Winning them again would further burnish BJP’s image as invincible. It claims to be the world’s largest political party and undoubtedly boasts of a ruthless election machinery. Helped by Modi’s personality and the promise of bettering lives, it resoundingly won two successive national elections – first in 2014 and then again in 2019.
But the party’s track record has been patchy in state elections, with local leaders and regional issues often taking centre stage. It won in the northeastern state of Assam, but has lost in crucial states such as Maharashtra. It famously lost to a regional outfit in the state of West Bengal last year.
Success is not guaranteed this time either.
Particularly bruising and bitterly contested would be the battle for Uttar Pradesh – the biggest prize at stake. Almost as big in size as the United Kingdom, Uttar Pradesh is India’s most populous state and accounts for 80 of the country’s 543 parliamentary seats.
Considered a bellwether state, the verdict in Uttar Pradesh could well be reflective of the nation’s current mood. The state is currently administered by the BJP’s self-styled Hindu monk Yogi Adityanath, known for his authoritarian style. But few can predict with authority the possible electoral outcome in the state.
Adityanath – BJP’s poster boy of Hindu nationalism – has been a divisive figure despite his loud claims of having brought unprecedented development to the state. He has been under fire for mismanagement resulting in large-scale deaths during the coronavirus pandemic and for constantly seeking to communalise the state.

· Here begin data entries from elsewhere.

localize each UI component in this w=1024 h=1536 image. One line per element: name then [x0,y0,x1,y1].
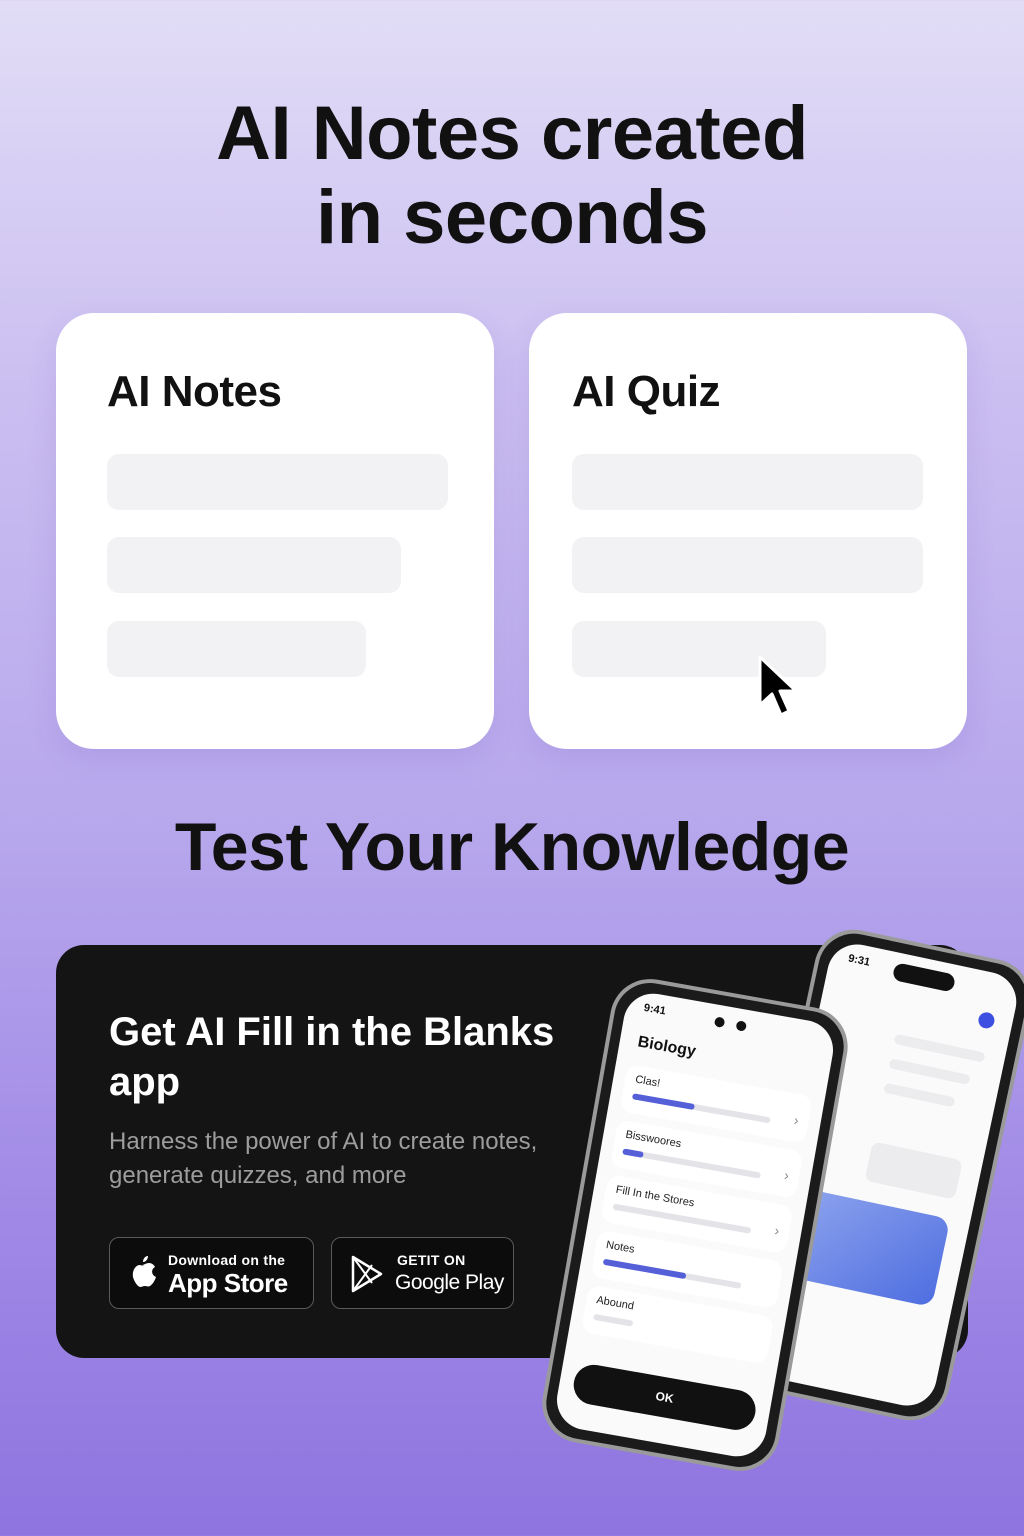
ai-quiz-title: AI Quiz [572,367,721,416]
google-play-button[interactable]: GETIT ON Google Play [331,1237,514,1309]
headline: AI Notes created in seconds [0,92,1024,260]
placeholder-bar [572,454,923,510]
progress-track [631,1093,771,1124]
placeholder-line [888,1058,971,1086]
list-item-label: Bisswoores [624,1128,683,1151]
mouse-cursor-icon [758,655,798,717]
placeholder-block [864,1141,963,1200]
promo-title: Get AI Fill in the Blanks app [109,1010,555,1104]
google-play-label: Google Play [395,1271,504,1294]
ok-button[interactable]: OK [570,1361,759,1434]
progress-track [622,1148,762,1179]
list-item-label: Abound [595,1294,635,1313]
progress-track [602,1258,742,1289]
placeholder-bar [572,537,923,593]
chevron-right-icon: › [783,1166,791,1184]
app-store-label: App Store [168,1268,288,1298]
list-item-label: Notes [605,1238,636,1256]
status-time: 9:31 [847,952,872,969]
list-item-label: Clas! [634,1073,662,1090]
apple-icon [132,1256,156,1287]
placeholder-bar [107,454,448,510]
subheadline: Test Your Knowledge [174,809,850,885]
placeholder-bar [107,537,401,593]
chevron-right-icon: › [773,1222,781,1239]
headline-line-2: in seconds [316,175,709,260]
placeholder-line [893,1033,986,1063]
progress-track [593,1313,634,1327]
progress-track [612,1203,752,1234]
chevron-right-icon: › [792,1111,801,1129]
promo-description: Harness the power of AI to create notes,… [109,1128,538,1189]
placeholder-line [883,1082,956,1108]
ai-notes-title: AI Notes [107,367,282,416]
progress-fill [622,1148,644,1158]
google-play-icon [351,1255,383,1293]
camera-dots [709,1014,752,1039]
headline-line-1: AI Notes created [216,91,808,176]
ai-quiz-card[interactable]: AI Quiz [529,313,967,749]
accent-dot-icon [976,1010,996,1030]
placeholder-bar [107,621,366,677]
ai-notes-card[interactable]: AI Notes [56,313,494,749]
app-store-small-text: Download on the [168,1252,286,1268]
dynamic-island [891,962,957,993]
progress-fill [631,1093,695,1111]
app-store-button[interactable]: Download on the App Store [109,1237,314,1309]
progress-fill [602,1258,687,1280]
phone-screen-title: Biology [636,1033,698,1061]
status-time: 9:41 [642,1001,667,1018]
google-play-small-text: GETIT ON [397,1252,466,1268]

The opposition hopes to capitalise on grassroot anger to turn the tables on the BJP. They are also hoping that India’s sluggish economy, rising unemployment and runaway fuel prices would by now have robbed Modi much of his sheen.
Everyone expects the electoral contest to be close. And as the Indian Express newspaper summed it up recently, March 10 will be the day of reckoning for both the BJP and the opposition.